Adepte du cynisme et de l'auto dérision, j'ai beaucoup aimé cet album.
Au travers de l'histoire de Wilson, un personnage qui n'aime pas beaucoup les gens, est fait une réflexion sur la vie et le temps qui passe. Les conventions sociales qui nous poussent à fonder une famille et à rentrer dans un certain cadre sont également remises en causes. Cet album très sombre ne laisse pas indifférent.
La bd se présente comme une succession de sketch à priori sans lien sinon son cynisme et l'amour pour son chien (seul "compagnon" qui lui reste).
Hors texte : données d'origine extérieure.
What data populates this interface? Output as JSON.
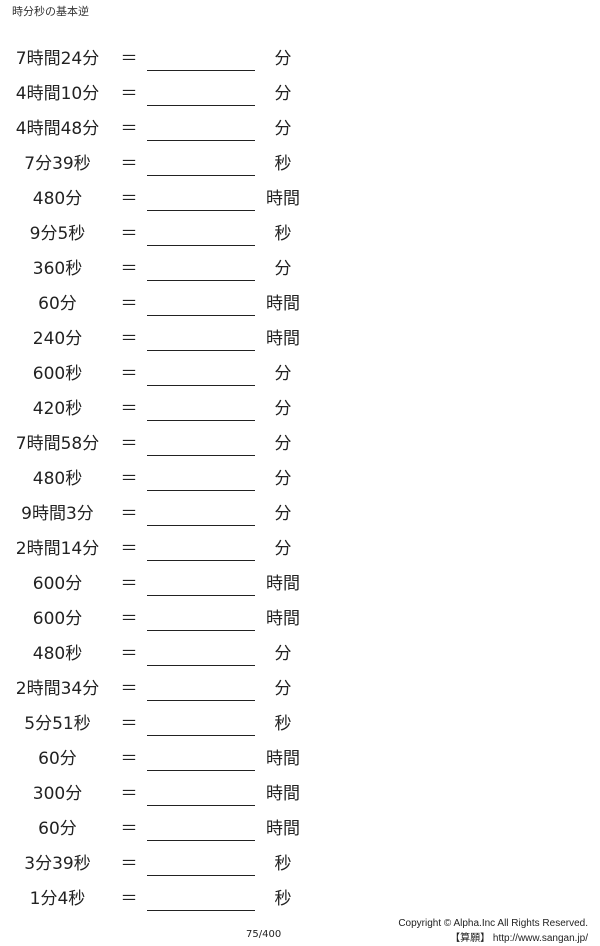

Ces pages apparaissent au fur et à mesure comme des morceaux choisis de l' existence de ce solitaire taciturne, qui fait rire malgré lui.
Un peu compliqué d'entrée de jeu si l'on ne connait pas, mais très agréable à la relecture... avec même cette fâcheuse envie de se l'approprier!
Ahhh ... Wilson ... WiiiiiiLLLLLSOOOONN' !! Wilson, c'est le monsieur sur la photo en page de couverture, ou en image de votre blog !!! Non, vous ne trouvez pas que le dessin fais genre gravatar !
Ca m'a carrément pas plu. Je ne m'attendais pas à une telle noirceur. Wilson est seul, il retrouve son ex et découvre qu'il a une fille. Mais on ne peut pas dire qu'on nage en pleins bonheur pour autant.
- Mon dieu c'est fou comme on peut passer de "se sentir jeune" à "se sentir vieux" en quelques années à peine. Il faut se répéter sans cesse "ce sont mes meilleurs années. Rétrospectivement je me rendrai compte qu'on était bien".
- En effet c'est un peu bizarre, un clodo peut crever sur un trottoir et les gens ne s'arrêtent pas, mais pour un chiot, ils s'extasient comme des crétins.